Ces deux types orogéniques semblent constituer deux cas extrêmes (Figure 1.13) comme l’ont proposé Ellis et al. (1998) et Chardon et al. (2009) : les orogenèses « froides » (CO pour

Cold Orogens) et les « ultra-chaudes » (UHO pour Ultra-Hot Orogens). Les différences entre

les deux types seraient liées à la température globale de la croûte, très chaude donc « ductile », résistant moins à la déformation et incapable de s’épaissir dans le cas des UHO (Rey & Coltice, 2008). La distinction apparaît également quant aux mécanismes d’exhumation de roches profondes, accommodés par des processus principalement tectoniques dans le cas des CO, et principalement gravitaires dans le cas des UHO (Gapais et

al., 2009 ; Thébaud & Rey, 2012). Il existe plusieurs intermédiaires entre ces deux cas

extrêmes (voir la discussion dans Chardon et al., 2009, et la Figure 1.13), mais tous les auteurs s’accordent à dire que les orogenèses « chaudes » prédominaient à l’Archéen alors que les chaînes de collision développées depuis le Protérozoïque sont principalement de type « froides ». En fait, Cagnard et al. (2011) estiment que la transition a eu lieu entre 2100 et 1700 Ma (donc au Protérozoïque), période où les deux types orogéniques (et leurs intermédiaires) coexistent à la surface du globe. En particulier, ces auteurs ont montré que la ceinture Protérozoïque du Lapland (qui sépare le craton d’Inari du craton Karélien, au nord de la Finlande) présentait des caractéristiques communes aux deux cas susmentionnés, en particulier des zones de focalisation de la déformation en bordure de l’orogène

(chevauchements et zones de cisaillement à faible pendage) et une déformation pénétrative au cœur. Il faut cependant noter que la ceinture granulitique du Limpopo, marquant la collision des cratons du Kaapvaal et du Zimbabwe en Afrique australe, présente des caractéristiques structurales similaires, mais un âge tardi-archéen (~2700 Ma ; e.g. Roering et al., 1992).

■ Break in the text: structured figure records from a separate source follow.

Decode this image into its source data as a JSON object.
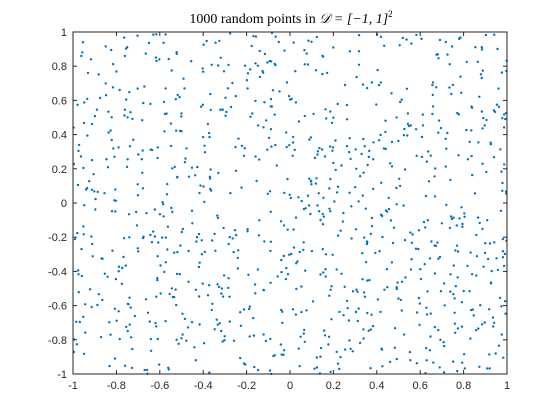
{
  "chart_data": {
    "type": "scatter",
    "title_prefix": "1000 random points in ",
    "title_math": "𝒟 = [−1, 1]",
    "title_sup": "2",
    "xlabel": "",
    "ylabel": "",
    "xlim": [
      -1,
      1
    ],
    "ylim": [
      -1,
      1
    ],
    "xticks": [
      -1,
      -0.8,
      -0.6,
      -0.4,
      -0.2,
      0,
      0.2,
      0.4,
      0.6,
      0.8,
      1
    ],
    "yticks": [
      -1,
      -0.8,
      -0.6,
      -0.4,
      -0.2,
      0,
      0.2,
      0.4,
      0.6,
      0.8,
      1
    ],
    "xtick_labels": [
      "-1",
      "-0.8",
      "-0.6",
      "-0.4",
      "-0.2",
      "0",
      "0.2",
      "0.4",
      "0.6",
      "0.8",
      "1"
    ],
    "ytick_labels": [
      "-1",
      "-0.8",
      "-0.6",
      "-0.4",
      "-0.2",
      "0",
      "0.2",
      "0.4",
      "0.6",
      "0.8",
      "1"
    ],
    "grid": false,
    "marker": "point",
    "series": [
      {
        "color": "#0072BD",
        "n_points": 1000,
        "distribution": "uniform"
      }
    ]
  }
}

L’existence de trajets P–T très semblables entre les granulites du Lapland et du Limpopo va dans le sens de cette observation (Perchuk et al., 2000b), suggérant que la « transition » entre orogenèses « chaudes » et « froides » a peut-être commencé dès la fin de l’Archéen.

FIGURE 1.13 : Les deux cas extrêmes de styles orogéniques (UHO et CO) et leurs intermédiaires,

d’après le modèle de Chardon et al. (2009).